4.23. Belanghebbende maakt tegenover de gemotiveerde weerspreking door de Inspecteur naar het oordeel van het Hof niet aannemelijk, dat de splitsing niet in overwegende mate is gericht op het ontgaan of uitstellen van belastingheffing. Uit de keuze voor een gekunstelde splitsing, volgt naar het oordeel van het Hof, dat de voorgenomen splitsing in overwegende mate is gericht op het uitstellen van de directe heffing van inkomstenbelasting. Andere doelen voor de splitsing heeft belanghebbende naar het oordeel van het Hof niet aannemelijk gemaakt.
4.24. Gelet op het voorgaande heeft de Inspecteur zich, naar het oordeel van het Hof in de toelichting op de bestreden beschikking, terecht op het standpunt gesteld dat de splitsing in overwegende mate is gericht op het uitstellen van belastingheffing. Het standpunt van de Inspecteur acht het Hof ook niet in strijd met de Fusierichtlijn.

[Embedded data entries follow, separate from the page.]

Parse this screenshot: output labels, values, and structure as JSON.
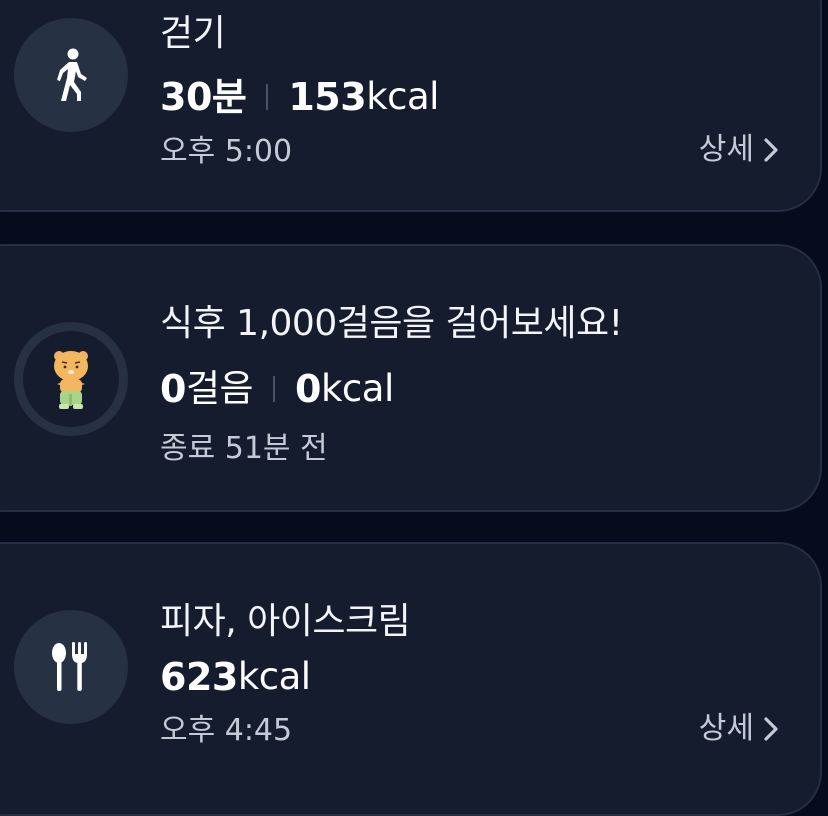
{
  "cards": [
    {
      "icon": "walking-person-icon",
      "title": "걷기",
      "stat1_num": "30",
      "stat1_unit": "분",
      "stat2_num": "153",
      "stat2_unit": "kcal",
      "time": "오후 5:00",
      "detail_label": "상세"
    },
    {
      "icon": "mascot-character-icon",
      "title": "식후 1,000걸음을 걸어보세요!",
      "stat1_num": "0",
      "stat1_unit": "걸음",
      "stat2_num": "0",
      "stat2_unit": "kcal",
      "time": "종료 51분 전"
    },
    {
      "icon": "spoon-fork-icon",
      "title": "피자, 아이스크림",
      "stat1_num": "623",
      "stat1_unit": "kcal",
      "time": "오후 4:45",
      "detail_label": "상세"
    }
  ],
  "colors": {
    "background": "#070c1c",
    "card": "#141c2e",
    "card_border": "#252e42",
    "icon_circle": "#273144",
    "muted_text": "#c5cad4"
  }
}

4.25. De vraag of de splitsing mede strekt tot het ontgaan of uitstellen van de heffing van overdrachtsbelasting kan, voor zover dit al relevant zou zijn voor de toetsing van de toepassing van de faciliteit, in het midden worden gelaten.
slotsom
Op grond van het vorenstaande is het hoger beroep van de Inspecteur gegrond.